女性が結婚に躊躇する理由。なぜ女性は晩婚化?、非婚化、結婚しても少子化なのか? 社会変化に対応しない社会保障制度リスクと、経済の悪化がきっかけで顕在化しました。男性の雇用形態の変化が終身雇用の年功序列主義から能力主義に変わり、景気の悪化も伴い、10年前と比較して男性の平均給与は下がってしまっているのです。その結果
男性だけの収入で家族を養うことは一般的に困難となり、専業主婦になれる妻は年々減少しました。
女性が結婚によって、家事や育児に専念できる「永久就職」は見込めず、「共働き」が当たり前になりました。
しかし、女性にも労働が促される状況にも関わらず、法律や社会保障制度が追いついていません。
しかし、育児と介護の役目を女性の仕事と考える環境・風習は変わらず、負担が増すだけなので、女性は手離しで結婚に飛びつくわけにはいきません。
現在の日本では、多くの女性が、
妊娠・出産・育児をする場合、働くことは制限され、退職または休職により、一度は仕事から離れることを余儀なくされます。
女性にとっては、子どもを産み育てたいと思うなら、それと引き換えにキャリアを手離すことが交換条件であるかのようです。
女性は、妊娠・出産・育児をきっかけに、仕事を中断した場合、一般的には夫に経済面で頼らざるを得ない状況になります。
しかし、夫の給与だけで家計を支えるのは困難な状況です。
共働きで生計を立てている場合、女性が出産を機に仕事から離れれば、とたんに不安定な家計に陥ってしまいます。
たとえ、子育ての一定期間の生活が夫の収入だけで可能であっても、その後、
再就職をして、ゼロからスタートする場合、以前の給与と同じ賃金の仕事に就くのは難しいでしょう。
医師、看護師、弁護士、税理士、公認会計士などの専門性の資格があるか、余程の能力や運に恵まれない限り、以前の仕事よりも低賃金の仕事しか残されていない現実が待っています。
また、託児所などの子育て支援も充実していない現状では、子供が小さい場合、女性にとっては、正社員への道は難しく、時間の自由の効くパートタイムの仕事しか選択肢がなくなってきます。
「夫の収入に頼れるから大丈夫」という女性も多いでしょう。
しかし、結婚には、死別・離別の可能性がゼロではありません。
余程の資産家を夫にしていない限りは、安心はできないでしょう。
夫の暴力、浮気、度重なる借金・・・等々、離婚を考えた場合でも、女性が経済的に自立する手段がないために離婚できないというケースもあるようです。

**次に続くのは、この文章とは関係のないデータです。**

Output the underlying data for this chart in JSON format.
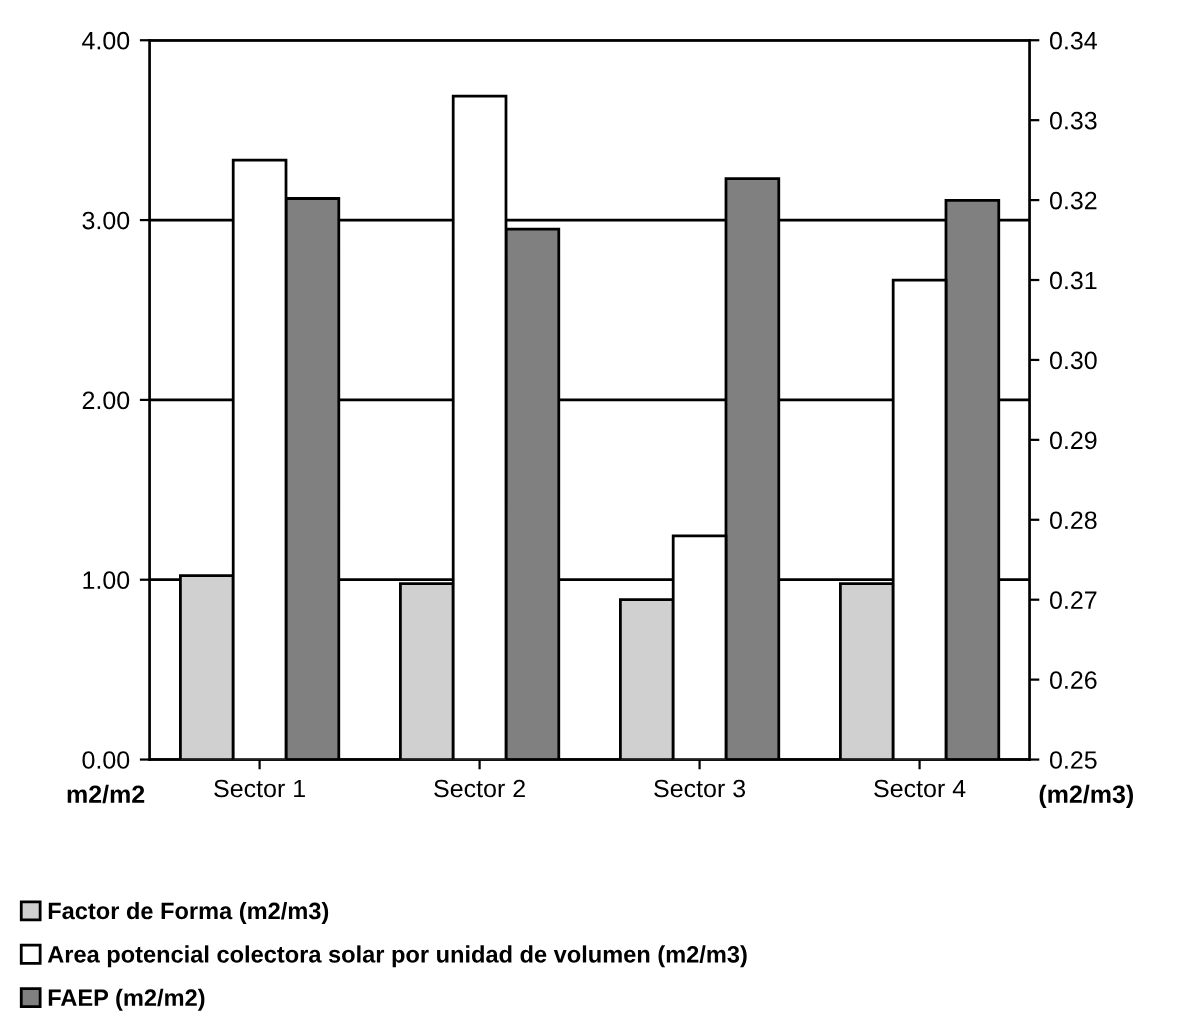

。
しかし、国外に目を向けてみれば、子育てのために、女性がキャリアを断念する必要がない国はたくさんあるのです。
それは、子育て支援の法制度が整っていること、出産・育児休暇後の職場復帰が法律で保障されているからです。
日本では、男女雇用機会均等法によって、「妊娠、出産、または産前産後休業を理由とする解雇」と、「妊娠、出産等を理由とする解雇以外の不利益取り扱い」は禁止されています。
しかし、フランスのように、産後、職場復帰をした際に、産前と同じ条件で仕事を続けられるための保障まではありません。
産後の女性の再就職を支援するマザーズ・ハローワークのような機関はありますが、
それよりも、女性が産後も辞めずに働けるように、産休後も同条件で職場復帰ができるよう、雇用主に義務付ける法改正が強く望まれます。
出産で辞めていく同僚や、職場復帰をしても以前とは違うポジションで働いている先輩を見て、
女性たちは自分のキャリアの未来や、結婚や出産に伴うリスクを肌で感じ取っています。
その結果、結婚や出産を先延ばしにしたり、躊躇する女性がいるのは当然のことです。